Conversely, if you can easily run at least 26 miles per week over a longer period of time, it’s a sign that you’re getting ready for the marathon.
2. You’ve done your long runs
While there are many aspects to a quality marathon training plan, one workout reigns supreme when you’re getting ready for the full. That is, of course, the long run.
To get ready for the marathon, you need to do your long runs. And you need to do them consistently over a longer period of time. You should make your ling run least 90 minutes. And, if you’re ready for the marathon, you’ve likely strung together at least 12 weeks of long runs.
3. You can run an 18 mile training run
Speaking of long runs, it’s not all about time on feet. While every runner is unique and with their own, personal goals, the marathon distance is the same for everyone.
To get ready for 26.2 miles, you should be capable of running an 18 mile long run in training. If that’s beyond you at the moment, you should probably postpone your marathon debut for a while yet.
4. You’ve completed a half marathon race
While doing the prerequisites in training is good, it’s a well known fact that race day is a different kettle of fish. That’s why you should have some experience with running races before you embark on a marathon.
If you’ve already completed a half marathon, you have had a taste of what the marathon will be like. If you did it in style, ran it at a consistent pace and avoided hitting the wall, it is a good sign that you might be ready for the full marathon.
5. Your body is handling the training
Many runners make the mistake of pushing too hard in training. The result is a training cycle plagued by nagging niggles, or even full fledged injuries.
If you’re doing too much in training, and suffering frequent setbacks because of fatigue, niggles or injuries, it’s a clear sign that you are overreaching. While marathon training should be taxing, you need to stay within your body’s limits to get ready for race day.
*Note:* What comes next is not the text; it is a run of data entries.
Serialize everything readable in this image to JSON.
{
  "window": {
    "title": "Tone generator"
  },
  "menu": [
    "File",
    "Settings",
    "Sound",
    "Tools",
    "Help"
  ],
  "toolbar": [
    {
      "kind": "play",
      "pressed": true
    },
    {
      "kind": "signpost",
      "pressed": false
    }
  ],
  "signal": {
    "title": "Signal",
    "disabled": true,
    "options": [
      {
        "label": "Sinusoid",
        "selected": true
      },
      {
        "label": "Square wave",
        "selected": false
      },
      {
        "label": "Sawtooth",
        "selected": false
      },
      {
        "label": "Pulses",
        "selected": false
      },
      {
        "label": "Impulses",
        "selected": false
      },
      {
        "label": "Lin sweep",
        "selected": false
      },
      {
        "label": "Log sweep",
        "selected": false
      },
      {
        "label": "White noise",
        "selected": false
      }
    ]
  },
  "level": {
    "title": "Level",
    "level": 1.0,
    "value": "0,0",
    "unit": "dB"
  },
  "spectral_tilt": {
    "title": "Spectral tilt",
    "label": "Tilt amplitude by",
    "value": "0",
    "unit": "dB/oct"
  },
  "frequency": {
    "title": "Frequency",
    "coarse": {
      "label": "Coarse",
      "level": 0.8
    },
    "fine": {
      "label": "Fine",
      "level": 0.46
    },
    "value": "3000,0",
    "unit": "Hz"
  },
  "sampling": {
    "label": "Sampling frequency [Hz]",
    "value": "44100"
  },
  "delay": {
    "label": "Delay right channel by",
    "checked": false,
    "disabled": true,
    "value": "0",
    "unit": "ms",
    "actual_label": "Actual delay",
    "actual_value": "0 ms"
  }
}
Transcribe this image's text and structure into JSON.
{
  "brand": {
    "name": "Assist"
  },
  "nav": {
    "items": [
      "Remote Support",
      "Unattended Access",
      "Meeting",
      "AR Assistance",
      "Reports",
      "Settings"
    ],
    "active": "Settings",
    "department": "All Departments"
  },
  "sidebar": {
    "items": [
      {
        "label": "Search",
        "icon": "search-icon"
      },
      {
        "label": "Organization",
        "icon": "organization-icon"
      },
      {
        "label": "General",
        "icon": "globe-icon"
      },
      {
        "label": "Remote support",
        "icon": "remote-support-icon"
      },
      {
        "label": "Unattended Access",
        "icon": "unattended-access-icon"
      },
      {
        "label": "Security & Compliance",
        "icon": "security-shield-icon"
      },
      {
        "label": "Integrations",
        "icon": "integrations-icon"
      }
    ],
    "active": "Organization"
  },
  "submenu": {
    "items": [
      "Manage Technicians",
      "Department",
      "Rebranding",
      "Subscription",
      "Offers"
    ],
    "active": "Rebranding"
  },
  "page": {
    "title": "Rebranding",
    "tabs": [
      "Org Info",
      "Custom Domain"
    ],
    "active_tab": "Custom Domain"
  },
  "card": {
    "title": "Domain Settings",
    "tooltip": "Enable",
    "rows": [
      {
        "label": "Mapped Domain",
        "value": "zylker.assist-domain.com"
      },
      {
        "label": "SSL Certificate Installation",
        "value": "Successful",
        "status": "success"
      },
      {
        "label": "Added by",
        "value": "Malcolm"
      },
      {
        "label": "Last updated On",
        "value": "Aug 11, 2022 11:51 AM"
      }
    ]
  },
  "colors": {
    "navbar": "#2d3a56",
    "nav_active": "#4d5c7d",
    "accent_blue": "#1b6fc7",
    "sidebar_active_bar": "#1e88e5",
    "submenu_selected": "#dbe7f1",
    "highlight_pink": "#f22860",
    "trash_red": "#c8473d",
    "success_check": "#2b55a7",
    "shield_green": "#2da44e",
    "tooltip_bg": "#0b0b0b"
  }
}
Is your training going well? Can you handle the workouts and long runs, without suffering setbacks and injuries? If so, it’s a surefire sign that you are getting ready to run a marathon.
6. You can fuel on the run
If it’s one thing that separates marathon training from getting ready for shorter distance races, it is the fact that you need to practice your nutrition strategy. No matter how fast you are, your ability to consume nutrition during the marathon can make or break your race.
This comes with its own challenges. Depending on the sensitivity of your stomach, you may find that it’s difficult to eat while running. That just means you need to train your gut.
Are you regularly fueling with gels or foods rich in carbohydrates on your long runs without running into trouble? That’s a good sign that you’re getting ready to race the full marathon.
7. You know what you’re capable of
What’s the most common mistake among first time marathoners? Starting out too fast. Way too fast.
An important part of preparing for a marathon is to get to know your body, its limitations and capabilities. That way, you can craft an informed and realistic race plan.
A good race plan for a first time marathon runner takes a conservative approach. Your number one priority is to avoid bonking. Set a realistic time goal, but aim to speed up towards what you believe is your realistic race pace somewhere after the halfway mark.
8. You’re prepared to hurt
No matter how much you’ve prepared, and how realistic your race plan is, the marathon is going to hurt you. Properly recovering from a marathon takes weeks, or even months — and that’s a result of diving deep down into the pain cave.
You know you’re ready for the marathon when you feel ready to embrace the hurt. Instead of training to avoid it, you’re training to get used to it, and to cultivate it. You know it’s coming, and you’re going to turn it on its head and use it to your advantage.
You know you’re ready to run a marathon.